You are reading a translation. Original version: RU

Series «Pritvorstvo» 2019The series The Act is probably the most terrifying thing I’ve watched since Leaving Neverland. It’s a grim textbook on the exploitation of a child’s disability taken to absurd extremes. The Act is based on real events (and that’s horrifying, yes), recounting the story of single mother Dee Dee and her "severely ill" daughter Gypsy. If, like me, you wept years ago while reading Bury My Heart at Wounded Knee, then The Act will leave you wanting to crawl into a corner and reject modern medicine, which so meticulously sustained nonexistent illnesses in an otherwise healthy young woman, never questioning the actions of her mother—who suffered from Munchausen syndrome by proxy.

So why, you might ask, am I writing about it if it’s so revolting? Because this entire story is reality. That’s one.

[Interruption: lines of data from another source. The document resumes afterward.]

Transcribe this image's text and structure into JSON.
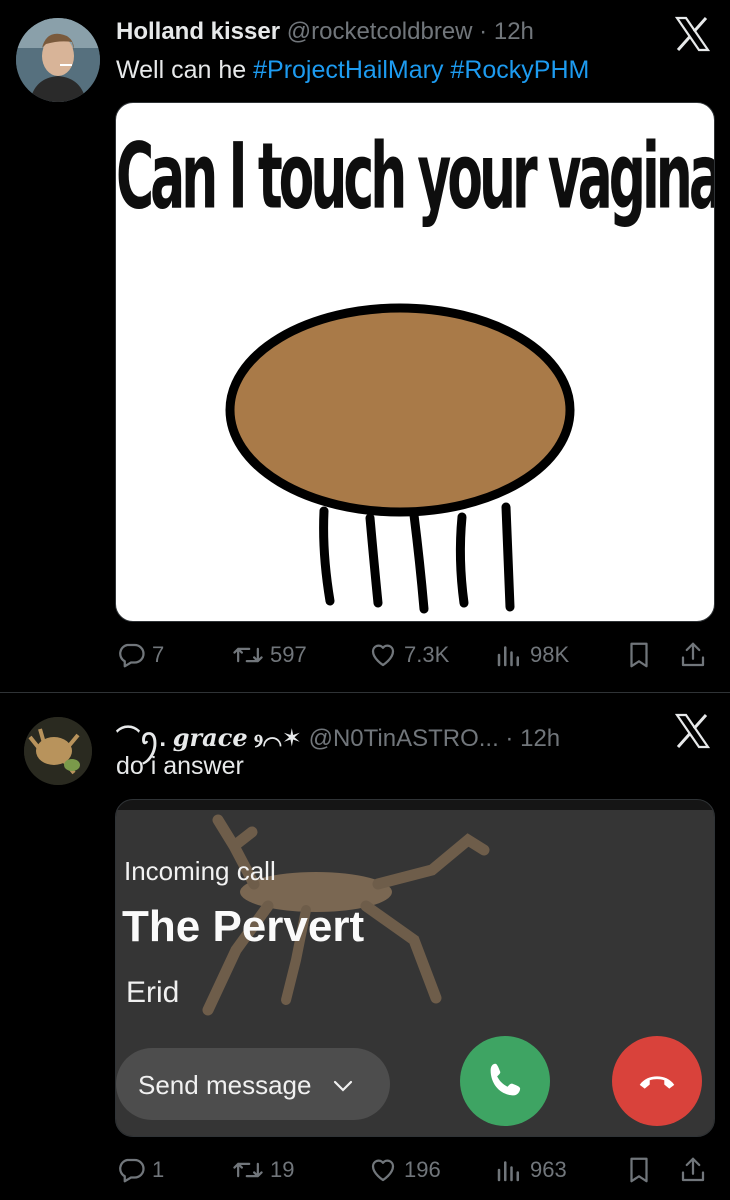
{
  "tweets": [
    {
      "display_name": "Holland kisser",
      "handle": "@rocketcoldbrew",
      "separator": "·",
      "time": "12h",
      "text": "Well can he",
      "hashtags": [
        "#ProjectHailMary",
        "#RockyPHM"
      ],
      "meme_caption": "Can I touch your vagina question",
      "stats": {
        "replies": "7",
        "reposts": "597",
        "likes": "7.3K",
        "views": "98K"
      }
    },
    {
      "display_name_decor": "⌒ꪆ.",
      "display_name": "grace",
      "display_name_suffix": "ⳋ⌒✶",
      "handle": "@N0TinASTRO...",
      "separator": "·",
      "time": "12h",
      "text": "do i answer",
      "call": {
        "label": "Incoming call",
        "caller": "The Pervert",
        "subtitle": "Erid",
        "send_message": "Send message"
      },
      "stats": {
        "replies": "1",
        "reposts": "19",
        "likes": "196",
        "views": "963"
      }
    }
  ],
  "colors": {
    "background": "#000000",
    "hashtag": "#1d9bf0",
    "muted": "#71767b",
    "answer": "#3ea463",
    "decline": "#d9423b",
    "rocky_body": "#a97a48"
  }
}
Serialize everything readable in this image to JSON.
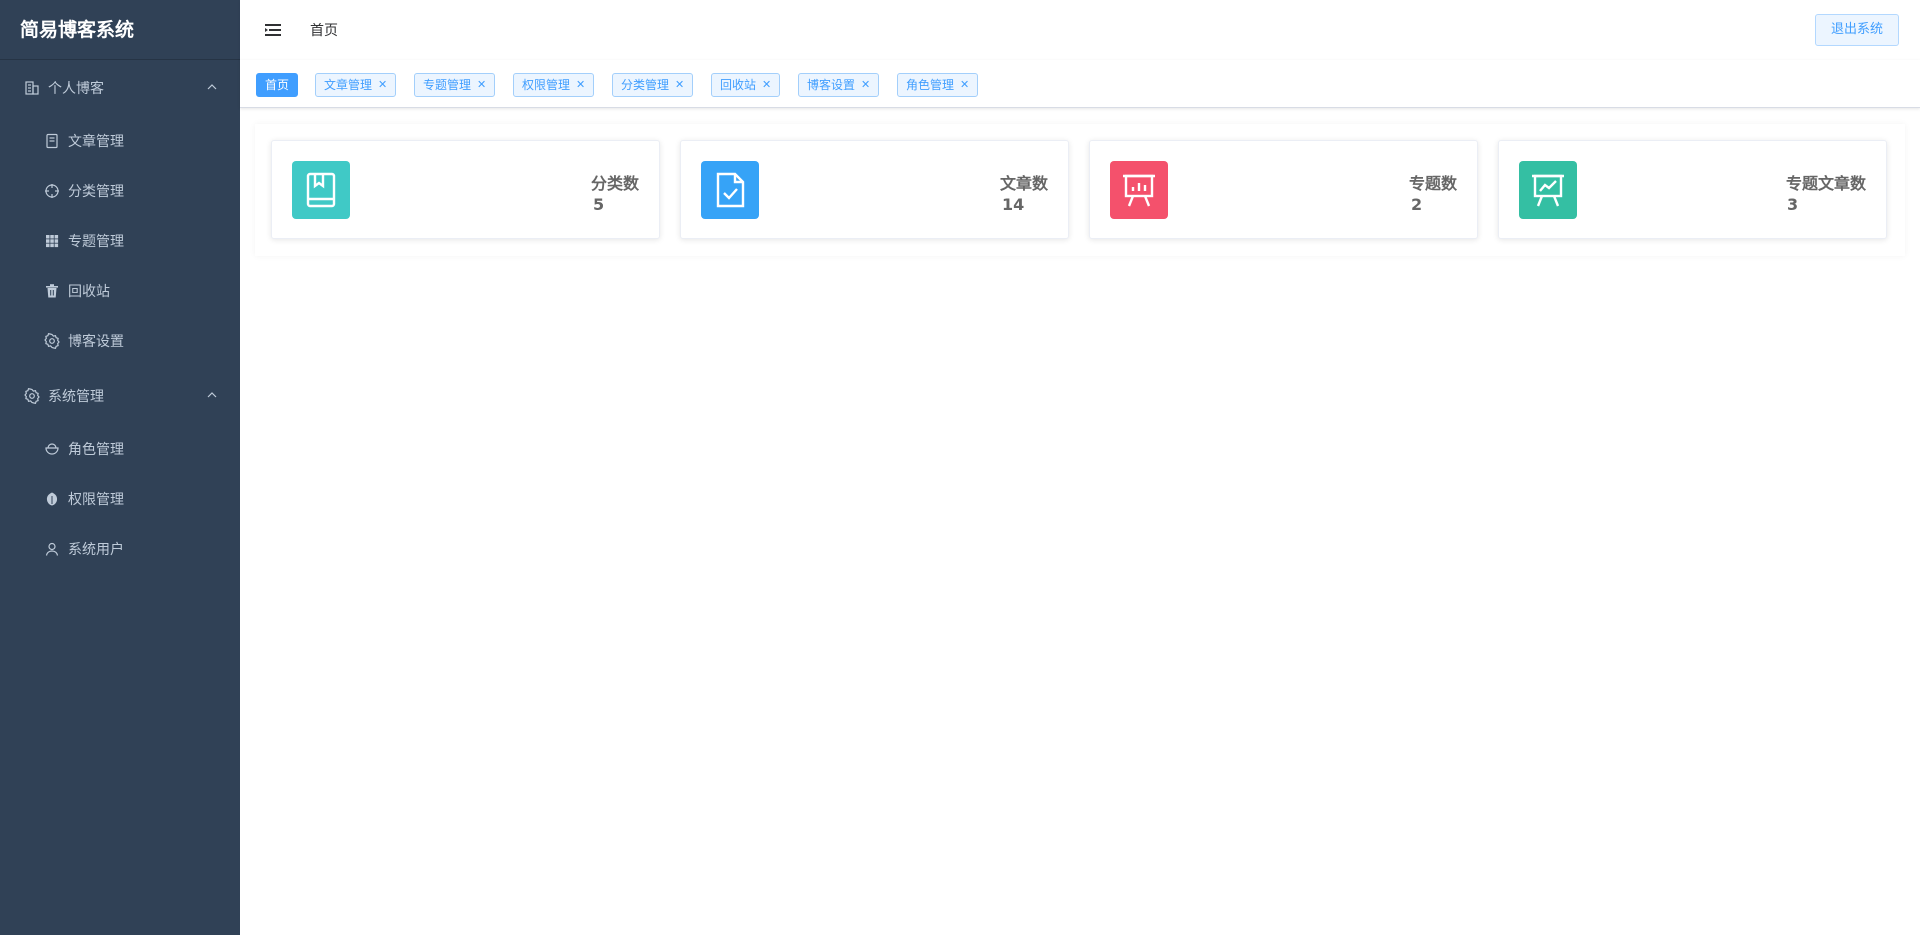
{
  "app": {
    "title": "简易博客系统"
  },
  "sidebar": {
    "groups": [
      {
        "label": "个人博客",
        "icon": "building-icon",
        "items": [
          {
            "label": "文章管理",
            "icon": "notebook-icon"
          },
          {
            "label": "分类管理",
            "icon": "crosshair-icon"
          },
          {
            "label": "专题管理",
            "icon": "grid-icon"
          },
          {
            "label": "回收站",
            "icon": "trash-icon"
          },
          {
            "label": "博客设置",
            "icon": "gear-icon"
          }
        ]
      },
      {
        "label": "系统管理",
        "icon": "gear-icon",
        "items": [
          {
            "label": "角色管理",
            "icon": "bowl-icon"
          },
          {
            "label": "权限管理",
            "icon": "leaf-icon"
          },
          {
            "label": "系统用户",
            "icon": "user-icon"
          }
        ]
      }
    ]
  },
  "header": {
    "breadcrumb": "首页",
    "logout_label": "退出系统"
  },
  "tags": [
    {
      "label": "首页",
      "active": true
    },
    {
      "label": "文章管理",
      "closable": true
    },
    {
      "label": "专题管理",
      "closable": true
    },
    {
      "label": "权限管理",
      "closable": true
    },
    {
      "label": "分类管理",
      "closable": true
    },
    {
      "label": "回收站",
      "closable": true
    },
    {
      "label": "博客设置",
      "closable": true
    },
    {
      "label": "角色管理",
      "closable": true
    }
  ],
  "cards": [
    {
      "label": "分类数",
      "value": "5",
      "color": "#40c9c6",
      "icon": "book-icon"
    },
    {
      "label": "文章数",
      "value": "14",
      "color": "#36a3f7",
      "icon": "document-check-icon"
    },
    {
      "label": "专题数",
      "value": "2",
      "color": "#f4516c",
      "icon": "presentation-bar-icon"
    },
    {
      "label": "专题文章数",
      "value": "3",
      "color": "#34bfa3",
      "icon": "presentation-line-icon"
    }
  ],
  "colors": {
    "sidebar_bg": "#304156",
    "sidebar_text": "#bfcbd9",
    "accent": "#409eff"
  }
}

Two: because the series is one long, terrifying metaphor for what many parents do to their own children. By not giving them responsibility, treating them as "still too stupid and helpless," continuing to cater to their basic needs when they’re already 20, 30, or 40 years old. Sleeping in the same bed with a 15-year-old daughter and doing laundry for a 40-year-old son. Forgetting that children are not a universal cure for loneliness or social failure. And inflicting irreversible harm through this violence.

Of course, you should also watch it because the actors deliver outstanding performances, and the writers have truly done an excellent job.